A similar food-related genetic difference among living people involves the enzyme that breaks down the milk sugar lactose, allowing some people to drink milk without getting sick. "These traits quite closely mirror each other," Chilton said.

Until about 7,000 years ago, everyone was lactose intolerant, the latest estimates show. But in certain groups who were raising cattle, a new gene linked to breaking down lactose spread fast.

Chilton says he'd like to apply this new understanding of genetics and dietary needs to combating malnutrition and disease in Africa. There, many children suffer poor brain and immune system development because their diets are all starch and almost no fats or proteins. Malnutrition, he said, is not just about starving, but about starving for crucial nutrients. "My dream is to create therapeutic foods for malnourished children."

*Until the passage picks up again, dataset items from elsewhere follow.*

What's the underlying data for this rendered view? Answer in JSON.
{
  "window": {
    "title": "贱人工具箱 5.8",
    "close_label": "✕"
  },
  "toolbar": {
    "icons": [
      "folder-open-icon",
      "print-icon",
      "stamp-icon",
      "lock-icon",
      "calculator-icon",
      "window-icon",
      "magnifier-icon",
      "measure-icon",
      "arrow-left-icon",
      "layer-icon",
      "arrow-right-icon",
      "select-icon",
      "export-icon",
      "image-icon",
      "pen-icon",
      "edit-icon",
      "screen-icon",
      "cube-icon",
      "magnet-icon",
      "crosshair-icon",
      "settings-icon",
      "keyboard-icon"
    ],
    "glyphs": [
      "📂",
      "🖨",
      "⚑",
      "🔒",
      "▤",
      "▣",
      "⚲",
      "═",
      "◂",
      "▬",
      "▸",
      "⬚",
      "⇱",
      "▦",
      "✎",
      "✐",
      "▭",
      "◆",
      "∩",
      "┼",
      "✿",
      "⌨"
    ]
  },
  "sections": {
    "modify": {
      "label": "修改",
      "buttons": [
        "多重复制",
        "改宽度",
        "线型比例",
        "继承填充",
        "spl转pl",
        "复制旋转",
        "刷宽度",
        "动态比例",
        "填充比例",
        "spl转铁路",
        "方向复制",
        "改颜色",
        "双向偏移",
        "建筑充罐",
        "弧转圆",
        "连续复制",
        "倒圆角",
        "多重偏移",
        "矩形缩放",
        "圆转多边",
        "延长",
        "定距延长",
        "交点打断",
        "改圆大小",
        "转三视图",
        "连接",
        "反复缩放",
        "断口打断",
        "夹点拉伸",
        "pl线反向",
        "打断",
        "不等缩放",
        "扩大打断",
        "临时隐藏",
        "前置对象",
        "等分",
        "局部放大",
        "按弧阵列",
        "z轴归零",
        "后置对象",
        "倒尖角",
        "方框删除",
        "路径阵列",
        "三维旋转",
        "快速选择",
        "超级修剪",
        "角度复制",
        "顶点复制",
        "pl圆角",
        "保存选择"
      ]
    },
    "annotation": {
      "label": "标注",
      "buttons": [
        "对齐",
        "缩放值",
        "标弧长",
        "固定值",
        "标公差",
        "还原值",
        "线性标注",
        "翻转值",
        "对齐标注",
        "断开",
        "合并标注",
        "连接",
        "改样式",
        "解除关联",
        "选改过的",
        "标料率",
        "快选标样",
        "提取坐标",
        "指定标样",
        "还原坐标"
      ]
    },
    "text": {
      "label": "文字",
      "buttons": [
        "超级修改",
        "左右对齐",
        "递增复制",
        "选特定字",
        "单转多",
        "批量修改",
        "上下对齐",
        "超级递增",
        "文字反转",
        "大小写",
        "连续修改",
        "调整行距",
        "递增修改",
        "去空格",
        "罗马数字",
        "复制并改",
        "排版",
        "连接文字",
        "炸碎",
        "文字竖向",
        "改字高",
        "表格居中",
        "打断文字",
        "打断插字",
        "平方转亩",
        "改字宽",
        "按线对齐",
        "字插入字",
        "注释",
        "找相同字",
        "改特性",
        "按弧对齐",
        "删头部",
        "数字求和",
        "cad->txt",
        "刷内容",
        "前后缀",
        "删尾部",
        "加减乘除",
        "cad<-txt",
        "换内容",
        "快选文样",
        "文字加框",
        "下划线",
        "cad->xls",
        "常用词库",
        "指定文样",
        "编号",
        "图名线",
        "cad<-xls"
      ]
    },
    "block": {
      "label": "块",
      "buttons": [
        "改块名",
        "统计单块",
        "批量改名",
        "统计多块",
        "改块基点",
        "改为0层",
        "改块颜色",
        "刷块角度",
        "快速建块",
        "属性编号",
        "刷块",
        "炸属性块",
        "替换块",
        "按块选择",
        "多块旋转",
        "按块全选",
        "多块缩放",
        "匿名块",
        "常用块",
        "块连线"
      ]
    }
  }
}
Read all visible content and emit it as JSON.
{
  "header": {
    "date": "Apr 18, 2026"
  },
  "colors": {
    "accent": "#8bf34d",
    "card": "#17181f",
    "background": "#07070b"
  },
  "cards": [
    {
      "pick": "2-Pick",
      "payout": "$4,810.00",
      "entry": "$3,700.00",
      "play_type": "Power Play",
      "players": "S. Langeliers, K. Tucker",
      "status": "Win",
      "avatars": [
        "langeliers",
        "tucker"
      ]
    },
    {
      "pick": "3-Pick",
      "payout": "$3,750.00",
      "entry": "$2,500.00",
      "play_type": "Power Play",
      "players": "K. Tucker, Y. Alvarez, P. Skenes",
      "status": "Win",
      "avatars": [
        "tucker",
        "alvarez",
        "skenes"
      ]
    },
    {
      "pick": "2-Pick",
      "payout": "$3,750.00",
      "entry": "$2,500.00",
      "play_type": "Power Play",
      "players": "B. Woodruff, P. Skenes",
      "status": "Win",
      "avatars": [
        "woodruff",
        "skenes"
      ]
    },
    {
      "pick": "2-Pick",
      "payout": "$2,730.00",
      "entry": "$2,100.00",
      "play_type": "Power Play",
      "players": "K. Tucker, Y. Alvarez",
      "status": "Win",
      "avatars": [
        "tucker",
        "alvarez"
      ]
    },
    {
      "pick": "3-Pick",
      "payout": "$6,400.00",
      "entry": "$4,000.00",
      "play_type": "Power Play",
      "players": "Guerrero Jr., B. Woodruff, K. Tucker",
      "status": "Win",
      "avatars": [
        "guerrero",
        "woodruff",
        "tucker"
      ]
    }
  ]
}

Since most African children are good converters, supplements with flaxseed oil, with the building blocks of omega-3's, might work just as well as fish or fish oil, and much more cheaply. In contrast, fish or fish oil might be required for children in Asia and Central America, where fewer have the genes needed to convert flaxseed oil to these essential nutrients.

The right supplements could help them build up better immune systems, as well, which could provide protection from HIV and tuberculosis, Chilton said.

The trouble here in America is that the typical diet is bloated with omega-6 fatty acids.

These used to make up about 1 percent of the total calorie intake in the early 20th century, but that's ballooned to almost 10 percent thanks mostly to the explosion of corn and soy oils, both in food and in animal feed.

Chilton made waves several years ago when he showed that farmed tilapia, which is mostly fed with cheap, omega-6-rich commodities, has very little of the omega-3 fatty acids that are supposed to make fish a good nutritional choice. In terms of fats, he said, they are worse than several kinds of meats that are considered bad.

To Chilton, the other important application will be in more personalized dietary recommendations, or in the meantime, more inclusive ones. "Most recommendations are made based on available information and that comes from one population, typically Caucasian populations," he said. "We can't continue to do that. We're too diverse."